Faruk

Personal information
- Full name: Faruk Bayar
- Date of birth: 11 October 1981 (age 44)
- Place of birth: Eskişehir, Turkey
- Height: 1.83 m (6 ft 0 in)
- Position: Defender

Senior career*
- Years: Team / Apps / (Gls)
- 2003–2005: Istanbulspor / 55 / (1)
- 2005–2007: Gaziantepspor / 52 / (0)
- 2008: Kasımpaşa SK / 18 / (0)
- 2008–2010: Sivasspor / 25 / (0)
- 2010–2011: Mersin İdman Yurdu / 7 / (0)
- 2012–2013: Tavşanlı Linyitspor / 18 / (0)
- 2013–2014: Orduspor / 2 / (0)

= Faruk Bayar =

Turkish footballer (born 1981)

Faruk Bayar (born October 11, 1981 in Eskişehir) is a Turkish retired footballer. He played left back, left midfield and defensive midfield. Standing at 178 cm, he wore the number 26 jersey. He became professional in 1999–2000 season at Eskişehirspor.

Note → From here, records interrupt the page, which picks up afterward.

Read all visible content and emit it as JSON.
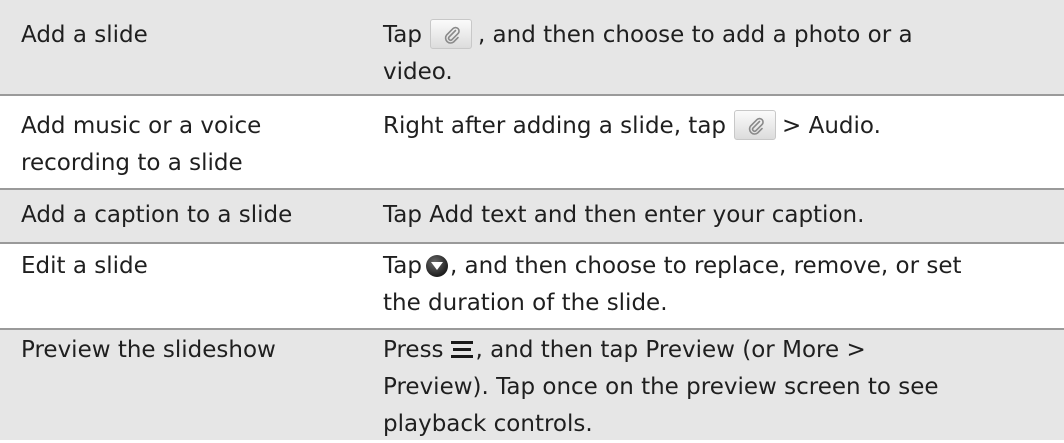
{
  "rows": [
    {
      "action": "Add a slide",
      "desc": {
        "prefix": "Tap",
        "suffix": ", and then choose to add a photo or a",
        "line2": "video."
      }
    },
    {
      "action_line1": "Add music or a voice",
      "action_line2": "recording to a slide",
      "desc": {
        "prefix": "Right after adding a slide, tap",
        "sep": ">",
        "bold": "Audio",
        "end": "."
      }
    },
    {
      "action": "Add a caption to a slide",
      "desc": {
        "prefix": "Tap",
        "bold": "Add text",
        "suffix": "and then enter your caption."
      }
    },
    {
      "action": "Edit a slide",
      "desc": {
        "prefix": "Tap",
        "suffix": ", and then choose to replace, remove, or set",
        "line2": "the duration of the slide."
      }
    },
    {
      "action": "Preview the slideshow",
      "desc": {
        "prefix": "Press",
        "mid1": ", and then tap",
        "bold1": "Preview",
        "mid2": "(or",
        "bold2": "More",
        "sep": ">",
        "bold3": "Preview",
        "mid3": "). Tap once on the preview screen to see",
        "line3": "playback controls."
      }
    }
  ],
  "icons": {
    "attach": "paperclip-icon",
    "options": "down-arrow-circle-icon",
    "menu": "menu-icon"
  }
}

He has played for the Turkey under-21 team and 1 time for Turkey national football team.
He has previously played for Eskişehirspor (1999–2002), İstanbulspor (2002–2005), Gaziantepspor (2005–2007), Kasımpaşa S.K. (2007–2008), Sivasspor (2008–2010) and Mersin İdman Yurdu (2010–2011).